On Saturday, Mitt Romney again defended his aides' decision to purchase their government-issued hard drives and erase official emails as Romney finished out his run as governor of Massachusetts in 2006.
MSNBC reports that the GOP contender claimed that the staffers' hard drives may have contained confidential information, and that "putting it in the public domain would be violating their trust."
The Boston Globe reported on Thursday that at the tail end of Romney's governorship, his aides decided to purchase the hard drives that had been officially issued to them, then erased all their official emails from a server. Computers in the office were replaced before Deval Patrick assumed the governorship in 2007, leaving no trace of Romney's electronic communications while in charge of the state.
That story quoted Andrea Saul, a spokeswoman for the Romney campaign, as defending the practice. “In leaving office, the governor’s staff complied with the law and longtime executive branch practice,’’ she said. “Some employees exercised the option to purchase computer equipment when they left. They did so openly with personal checks.’’

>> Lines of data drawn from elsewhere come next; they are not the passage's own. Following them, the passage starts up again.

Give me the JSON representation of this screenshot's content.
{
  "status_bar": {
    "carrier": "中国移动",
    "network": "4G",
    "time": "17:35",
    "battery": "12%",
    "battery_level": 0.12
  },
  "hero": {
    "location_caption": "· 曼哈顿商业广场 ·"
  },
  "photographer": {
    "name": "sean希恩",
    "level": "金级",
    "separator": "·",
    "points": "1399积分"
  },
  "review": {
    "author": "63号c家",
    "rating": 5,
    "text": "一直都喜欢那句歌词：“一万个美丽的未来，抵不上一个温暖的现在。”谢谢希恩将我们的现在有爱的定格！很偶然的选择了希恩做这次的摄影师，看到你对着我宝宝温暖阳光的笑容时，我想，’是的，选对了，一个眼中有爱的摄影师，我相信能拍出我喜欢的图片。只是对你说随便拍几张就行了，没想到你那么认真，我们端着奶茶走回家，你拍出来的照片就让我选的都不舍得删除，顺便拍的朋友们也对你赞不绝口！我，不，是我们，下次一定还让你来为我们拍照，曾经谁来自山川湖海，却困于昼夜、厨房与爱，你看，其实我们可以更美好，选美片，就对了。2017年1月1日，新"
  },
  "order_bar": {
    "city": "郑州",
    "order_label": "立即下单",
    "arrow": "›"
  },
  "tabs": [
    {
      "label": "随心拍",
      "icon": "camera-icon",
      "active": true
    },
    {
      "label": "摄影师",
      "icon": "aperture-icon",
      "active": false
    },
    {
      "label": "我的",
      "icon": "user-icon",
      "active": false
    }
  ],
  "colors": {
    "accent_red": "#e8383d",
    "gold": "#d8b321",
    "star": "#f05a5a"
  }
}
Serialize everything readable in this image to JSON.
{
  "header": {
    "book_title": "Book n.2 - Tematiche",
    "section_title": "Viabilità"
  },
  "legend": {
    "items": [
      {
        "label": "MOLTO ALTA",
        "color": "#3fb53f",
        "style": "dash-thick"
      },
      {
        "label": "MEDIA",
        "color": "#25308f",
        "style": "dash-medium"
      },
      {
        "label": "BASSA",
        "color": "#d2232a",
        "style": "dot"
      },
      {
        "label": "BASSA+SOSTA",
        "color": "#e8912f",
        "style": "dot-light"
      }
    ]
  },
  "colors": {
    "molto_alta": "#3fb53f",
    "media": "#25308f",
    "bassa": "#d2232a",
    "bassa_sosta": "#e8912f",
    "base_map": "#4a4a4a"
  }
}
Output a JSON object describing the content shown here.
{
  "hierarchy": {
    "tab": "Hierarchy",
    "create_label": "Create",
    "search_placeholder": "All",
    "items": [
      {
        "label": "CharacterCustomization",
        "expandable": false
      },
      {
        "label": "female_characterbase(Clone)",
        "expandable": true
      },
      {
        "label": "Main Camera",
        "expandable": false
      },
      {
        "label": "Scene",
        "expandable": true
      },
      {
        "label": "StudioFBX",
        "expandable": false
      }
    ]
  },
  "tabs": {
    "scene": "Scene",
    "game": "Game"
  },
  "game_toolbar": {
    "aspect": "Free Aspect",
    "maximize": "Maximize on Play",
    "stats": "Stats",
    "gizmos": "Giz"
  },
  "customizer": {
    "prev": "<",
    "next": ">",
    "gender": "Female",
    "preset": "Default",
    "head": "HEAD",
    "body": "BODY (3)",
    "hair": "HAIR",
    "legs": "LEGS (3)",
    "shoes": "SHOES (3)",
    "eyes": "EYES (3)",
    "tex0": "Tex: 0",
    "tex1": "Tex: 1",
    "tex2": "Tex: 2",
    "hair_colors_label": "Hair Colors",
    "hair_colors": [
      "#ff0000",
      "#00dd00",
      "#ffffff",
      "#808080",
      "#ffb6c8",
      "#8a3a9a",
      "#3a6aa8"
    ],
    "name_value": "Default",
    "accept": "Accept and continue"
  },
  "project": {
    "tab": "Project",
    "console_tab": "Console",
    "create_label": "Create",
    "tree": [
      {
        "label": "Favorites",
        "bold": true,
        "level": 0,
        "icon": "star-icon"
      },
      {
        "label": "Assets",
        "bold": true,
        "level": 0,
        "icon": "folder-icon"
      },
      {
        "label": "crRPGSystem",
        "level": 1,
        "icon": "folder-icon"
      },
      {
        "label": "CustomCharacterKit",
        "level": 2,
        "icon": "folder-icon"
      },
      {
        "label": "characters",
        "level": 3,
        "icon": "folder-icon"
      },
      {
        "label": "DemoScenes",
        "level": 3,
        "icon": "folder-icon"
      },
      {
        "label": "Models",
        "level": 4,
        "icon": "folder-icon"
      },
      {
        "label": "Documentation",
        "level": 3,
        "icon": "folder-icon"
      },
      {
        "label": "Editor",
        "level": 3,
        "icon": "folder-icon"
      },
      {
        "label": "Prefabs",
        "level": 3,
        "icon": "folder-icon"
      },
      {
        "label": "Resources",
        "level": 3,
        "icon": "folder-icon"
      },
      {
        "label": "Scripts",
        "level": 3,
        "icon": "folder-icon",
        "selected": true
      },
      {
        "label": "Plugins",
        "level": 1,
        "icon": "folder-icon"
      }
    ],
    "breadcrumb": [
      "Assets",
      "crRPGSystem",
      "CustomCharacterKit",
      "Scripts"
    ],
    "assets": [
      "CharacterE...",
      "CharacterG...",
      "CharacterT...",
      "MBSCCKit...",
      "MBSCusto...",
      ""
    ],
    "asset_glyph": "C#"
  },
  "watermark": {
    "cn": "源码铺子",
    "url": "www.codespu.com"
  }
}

The spokeswoman also accused Obama of colluding with friend and current Massachusetts governor Deval Patrick to discredit Romney.
On Saturday, Romney claimed that his administration had followed protocol the letter of the law. From MSNBC:
In what seemed like a circular answer, Romney explained his reasoning. "The reason I presume you would make sure if you're not going to make something public, you in effect don't make it public. By having computers with that information on it, why would you make it public? Which may well be a privileged, confidential medical-in-nature [item] that would not be appropriate to be in the public domain."

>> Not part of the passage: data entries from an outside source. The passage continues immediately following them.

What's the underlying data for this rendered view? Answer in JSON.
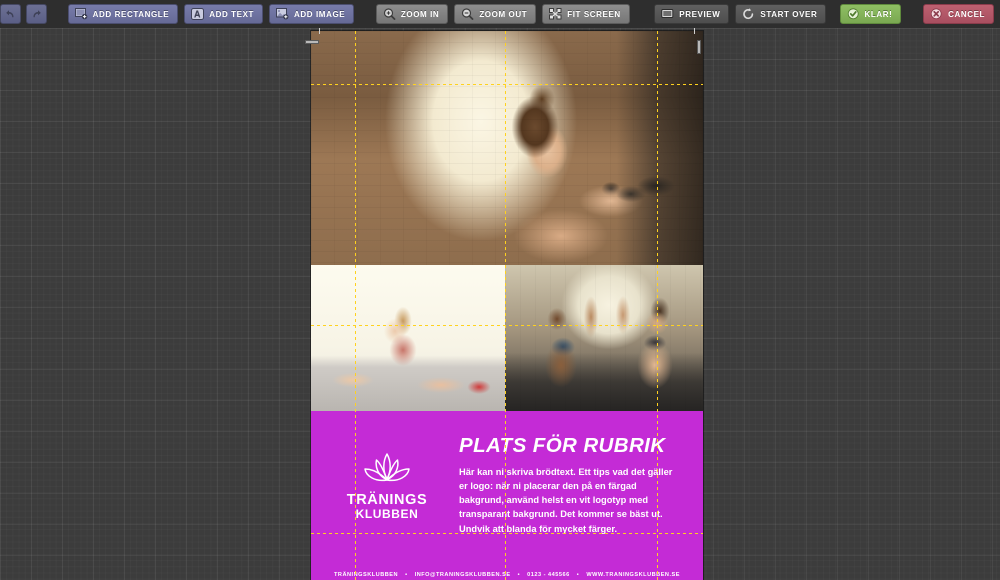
{
  "toolbar": {
    "undo": {
      "label": "",
      "icon": "undo-arrow-icon",
      "title": "Undo"
    },
    "redo": {
      "label": "",
      "icon": "redo-arrow-icon",
      "title": "Redo"
    },
    "buttons": [
      {
        "id": "add-rectangle",
        "label": "ADD RECTANGLE",
        "icon": "rectangle-plus-icon",
        "style": "blue"
      },
      {
        "id": "add-text",
        "label": "ADD TEXT",
        "icon": "text-aa-icon",
        "style": "blue"
      },
      {
        "id": "add-image",
        "label": "ADD IMAGE",
        "icon": "image-plus-icon",
        "style": "blue"
      },
      {
        "id": "zoom-in",
        "label": "ZOOM IN",
        "icon": "magnifier-plus-icon",
        "style": "gray"
      },
      {
        "id": "zoom-out",
        "label": "ZOOM OUT",
        "icon": "magnifier-minus-icon",
        "style": "gray"
      },
      {
        "id": "fit-screen",
        "label": "FIT SCREEN",
        "icon": "fit-screen-icon",
        "style": "gray"
      },
      {
        "id": "preview",
        "label": "PREVIEW",
        "icon": "monitor-icon",
        "style": "dark"
      },
      {
        "id": "start-over",
        "label": "START OVER",
        "icon": "refresh-circle-icon",
        "style": "dark"
      },
      {
        "id": "klar",
        "label": "KLAR!",
        "icon": "check-circle-icon",
        "style": "green"
      },
      {
        "id": "cancel",
        "label": "CANCEL",
        "icon": "x-circle-icon",
        "style": "red"
      }
    ]
  },
  "colors": {
    "toolbar_bg": "#2e2e2e",
    "workspace_bg": "#3c3c3c",
    "guide": "#ffd21e",
    "brand_purple": "#c42bd6",
    "accent_green": "#8fbf63",
    "accent_red": "#bd6070",
    "blue_button": "#787cab"
  },
  "poster": {
    "logo": {
      "icon": "lotus-flower-icon",
      "line1": "TRÄNINGS",
      "line2": "KLUBBEN"
    },
    "headline": "PLATS FÖR RUBRIK",
    "body": "Här kan ni skriva brödtext. Ett tips vad det gäller er logo: när ni placerar den på en färgad bakgrund, använd helst en vit logotyp med transparant bakgrund. Det kommer se bäst ut. Undvik att blanda för mycket färger.",
    "footer": {
      "company": "TRÄNINGSKLUBBEN",
      "email": "INFO@TRANINGSKLUBBEN.SE",
      "phone": "0123 - 445566",
      "website": "WWW.TRANINGSKLUBBEN.SE",
      "separator": "•"
    }
  }
}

When asked by NBC News how transparent a potential Romney White House would be in light of his past performance and recent calls for transparency from the Obama administration, Romney only said, "I would anticipate while I have not been in federal office ... we would do what's required by the law and then some."
As CBS News reported, Romney first defended the practice on Friday, when he spoke with reporters after a campaign event in New Hampshire.
"We actually put 700 boxes of information into the archives that wasn't even required so we followed the law exactly as intended and as written," he said then.